Patient data from the Renal Registry, the Hospital Episode Statistics, and mortality data from the Office of National Statistics were linked and anonymised before being analysed.

Project results

James and his team studied data from over 5,800 patients who had dialysis between 2002 and 2006.

They found that patients who dialyze three times a week with a two-day break before their next session were 69 per cent more likely to be admitted to hospital upon returning to their next session.

The two-day dialysis gap also increased deaths by 22 per cent. Previously it had been thought that this ‘dialysis gap’ was only a problem in America where people had shorter, poorer quality dialysis.

The harm from the two-day gap also affects patients on a day-to-day basis. They told James they felt more nauseous after the two-day break in dialysis and often when they went home felt more tired as the dialysis had removed two days’ worth of fluid and toxins from their body.

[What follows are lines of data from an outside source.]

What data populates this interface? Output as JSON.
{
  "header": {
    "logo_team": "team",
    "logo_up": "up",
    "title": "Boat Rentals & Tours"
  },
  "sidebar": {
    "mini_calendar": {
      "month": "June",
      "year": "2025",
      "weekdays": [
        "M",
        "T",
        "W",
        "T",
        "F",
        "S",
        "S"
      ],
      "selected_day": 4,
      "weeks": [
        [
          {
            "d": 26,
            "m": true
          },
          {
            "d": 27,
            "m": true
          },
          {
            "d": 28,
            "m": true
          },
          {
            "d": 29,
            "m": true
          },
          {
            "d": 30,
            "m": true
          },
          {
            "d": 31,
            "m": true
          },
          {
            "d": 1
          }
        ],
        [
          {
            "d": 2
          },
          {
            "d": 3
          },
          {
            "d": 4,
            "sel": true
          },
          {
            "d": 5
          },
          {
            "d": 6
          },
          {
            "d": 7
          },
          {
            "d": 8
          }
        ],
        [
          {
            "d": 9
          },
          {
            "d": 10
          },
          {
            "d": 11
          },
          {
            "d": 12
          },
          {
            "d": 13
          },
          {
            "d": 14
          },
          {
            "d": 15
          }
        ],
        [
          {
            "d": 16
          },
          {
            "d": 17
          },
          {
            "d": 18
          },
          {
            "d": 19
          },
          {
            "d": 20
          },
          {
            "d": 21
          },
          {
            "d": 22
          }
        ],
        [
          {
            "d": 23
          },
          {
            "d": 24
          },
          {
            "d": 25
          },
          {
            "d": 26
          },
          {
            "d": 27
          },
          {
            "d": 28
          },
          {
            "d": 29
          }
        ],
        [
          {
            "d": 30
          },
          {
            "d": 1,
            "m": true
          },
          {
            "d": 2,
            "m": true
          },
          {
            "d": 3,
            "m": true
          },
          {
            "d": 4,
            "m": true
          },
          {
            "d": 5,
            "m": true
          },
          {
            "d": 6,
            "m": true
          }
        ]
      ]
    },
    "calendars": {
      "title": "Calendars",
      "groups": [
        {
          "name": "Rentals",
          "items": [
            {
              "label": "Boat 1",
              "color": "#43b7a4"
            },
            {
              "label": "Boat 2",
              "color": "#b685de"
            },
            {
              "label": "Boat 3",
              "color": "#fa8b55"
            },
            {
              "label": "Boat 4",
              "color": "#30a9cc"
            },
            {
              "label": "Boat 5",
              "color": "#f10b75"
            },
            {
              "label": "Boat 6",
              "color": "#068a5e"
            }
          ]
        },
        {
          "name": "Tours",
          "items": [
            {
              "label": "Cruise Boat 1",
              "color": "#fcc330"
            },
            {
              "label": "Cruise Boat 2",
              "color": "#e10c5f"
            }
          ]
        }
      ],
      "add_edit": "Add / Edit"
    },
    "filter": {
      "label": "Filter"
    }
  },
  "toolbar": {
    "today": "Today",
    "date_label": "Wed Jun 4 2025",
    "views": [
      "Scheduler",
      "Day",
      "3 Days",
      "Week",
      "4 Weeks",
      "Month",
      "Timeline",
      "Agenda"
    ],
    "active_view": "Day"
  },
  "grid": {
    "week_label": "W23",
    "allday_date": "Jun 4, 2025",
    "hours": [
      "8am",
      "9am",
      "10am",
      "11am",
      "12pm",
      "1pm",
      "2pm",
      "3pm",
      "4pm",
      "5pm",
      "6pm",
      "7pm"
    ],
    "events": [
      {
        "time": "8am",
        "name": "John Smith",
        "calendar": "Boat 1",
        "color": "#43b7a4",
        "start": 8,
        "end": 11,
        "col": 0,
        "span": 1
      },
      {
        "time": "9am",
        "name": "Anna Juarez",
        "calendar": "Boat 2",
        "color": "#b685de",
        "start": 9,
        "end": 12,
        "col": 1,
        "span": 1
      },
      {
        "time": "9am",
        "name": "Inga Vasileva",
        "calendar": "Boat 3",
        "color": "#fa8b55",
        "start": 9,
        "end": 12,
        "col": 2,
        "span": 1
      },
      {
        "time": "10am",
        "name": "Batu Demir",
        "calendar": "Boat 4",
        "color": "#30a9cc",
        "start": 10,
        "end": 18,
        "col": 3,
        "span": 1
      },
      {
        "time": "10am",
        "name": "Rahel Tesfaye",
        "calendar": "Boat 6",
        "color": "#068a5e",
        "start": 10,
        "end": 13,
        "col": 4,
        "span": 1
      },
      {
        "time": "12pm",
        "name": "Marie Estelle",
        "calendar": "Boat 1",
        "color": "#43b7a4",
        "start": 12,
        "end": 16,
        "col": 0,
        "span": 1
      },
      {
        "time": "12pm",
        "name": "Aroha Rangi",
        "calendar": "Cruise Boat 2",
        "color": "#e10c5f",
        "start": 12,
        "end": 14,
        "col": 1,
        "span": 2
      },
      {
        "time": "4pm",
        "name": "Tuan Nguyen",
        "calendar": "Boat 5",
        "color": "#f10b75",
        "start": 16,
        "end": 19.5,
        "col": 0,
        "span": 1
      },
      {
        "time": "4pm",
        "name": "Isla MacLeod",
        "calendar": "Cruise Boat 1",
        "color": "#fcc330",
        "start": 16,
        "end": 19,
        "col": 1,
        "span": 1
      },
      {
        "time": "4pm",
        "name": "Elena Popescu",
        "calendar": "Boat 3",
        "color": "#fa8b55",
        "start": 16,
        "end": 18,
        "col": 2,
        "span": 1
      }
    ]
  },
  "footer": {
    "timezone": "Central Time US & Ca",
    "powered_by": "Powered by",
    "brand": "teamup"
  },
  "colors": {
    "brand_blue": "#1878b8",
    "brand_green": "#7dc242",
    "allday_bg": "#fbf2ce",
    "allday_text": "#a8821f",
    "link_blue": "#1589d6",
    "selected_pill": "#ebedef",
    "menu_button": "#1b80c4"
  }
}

The initial study created a range of new tools to measure quality and performance of UK Renal Replacement Therapy Services. This enabled the identification of those treatment centres with poorer health outcomes and areas for their subsequent improvement.

Next steps

The success of the project enabled James to successfully apply for a subsequent and much larger National Institute for Health Research (NIHR) Fellowship. He is now looking into how harm associated with the two-day break in dialysis can be reduced.

James and his team want to make recommendations to improve how dialysis treatment is delivered to improve patients’ quality of life.

Watch a short video of James taking about his work, with thanks to Understanding Patient Data.

Kidney Research UK believes that the ability to study large amounts of patient data is vital to advancing our knowledge of kidney disease and its treatments. By gaining insights from patient data, researchers can improve clinical care and can conduct and understand diseases quicker. The patients whose anonymised data were used for this study have contributed to the advancement of research in this important area of dialysis.